Znalezisko umożliwi w końcu bliskim zmarłego godne jego pochowanie. Zaginięcie mężczyzny zgłoszono w maju. To wówczas Pan Adam wyszedł na spacer, z którego już nie wrócił. Po jakimś czasie przy drodze natrafiono na ludzkie ciało pozbawione głowy. Pomimo drastycznego wyglądu, rodzina zdołała dokonać identyfikacji. Głowa jednak nie została znaleziona. Śledczy starali się o to używając policyjnych psów, ale bezskutecznie. W końcu część ciała odnalazła się, ale całkowicie przypadkowo, bo podczas zbierania grzybów.
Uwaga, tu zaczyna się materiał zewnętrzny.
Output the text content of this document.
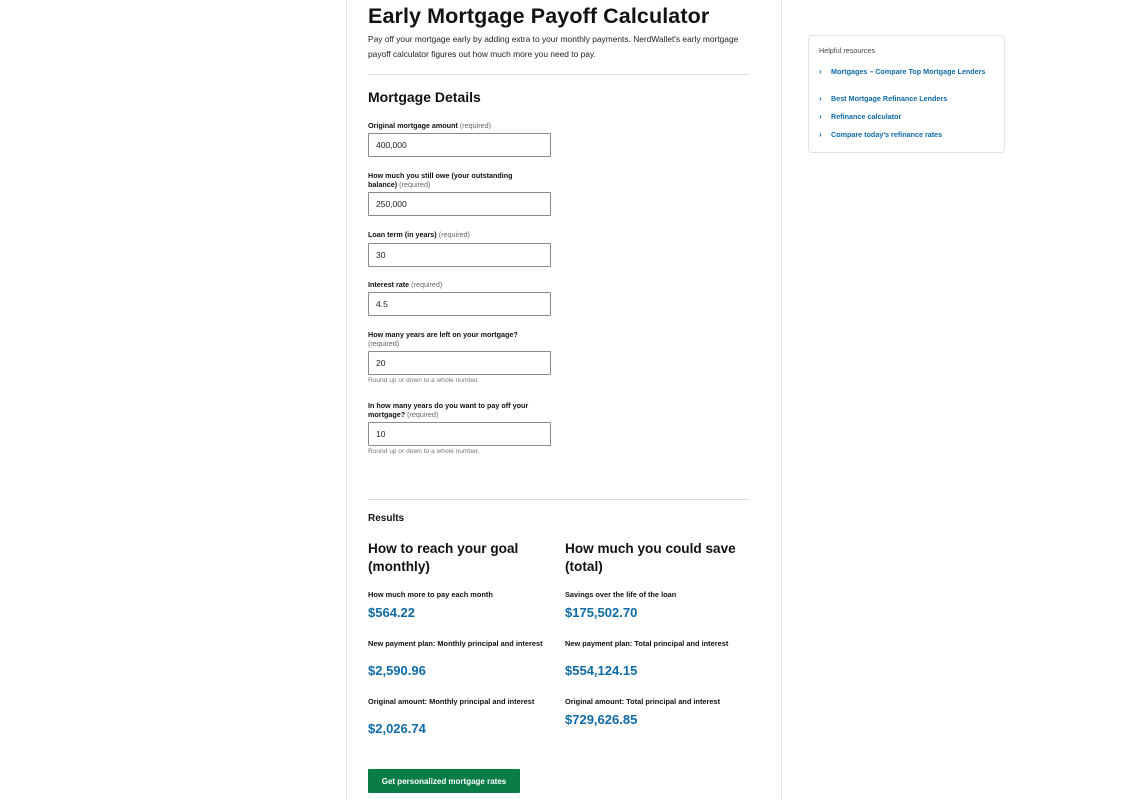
Early Mortgage Payoff Calculator

Pay off your mortgage early by adding extra to your monthly payments. NerdWallet's early mortgage payoff calculator figures out how much more you need to pay.

Mortgage Details

Original mortgage amount (required)

400,000

How much you still owe (your outstanding balance) (required)

250,000

Loan term (in years) (required)

30

Interest rate (required)

4.5

How many years are left on your mortgage?
(required)

20

Round up or down to a whole number.

In how many years do you want to pay off your mortgage? (required)

10

Round up or down to a whole number.

Results

How to reach your goal (monthly)

How much more to pay each month

$564.22

New payment plan: Monthly principal and interest

$2,590.96

Original amount: Monthly principal and interest

$2,026.74

How much you could save (total)

Savings over the life of the loan

$175,502.70

New payment plan: Total principal and interest

$554,124.15

Original amount: Total principal and interest

$729,626.85

Get personalized mortgage rates

Helpful resources

›	Mortgages – Compare Top Mortgage Lenders
›	Best Mortgage Refinance Lenders
›	Refinance calculator
›	Compare today's refinance rates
– Badania DNA potwierdziły, że należała ona do zaginionego – mówi Jacek Żak, prokurator rejonowy w Dębicy.
Najbardziej prawdopodobną przyczyną śmierci jest choroba mężczyzny. Zaginiony chorował na padaczkę i zapewne dostał ataku właśnie podczas spaceru. Ciało natomiast zostało rozszarpane przez dzikie zwierzęta i bezpańskie psy, które rozniosły też po lesie jego części.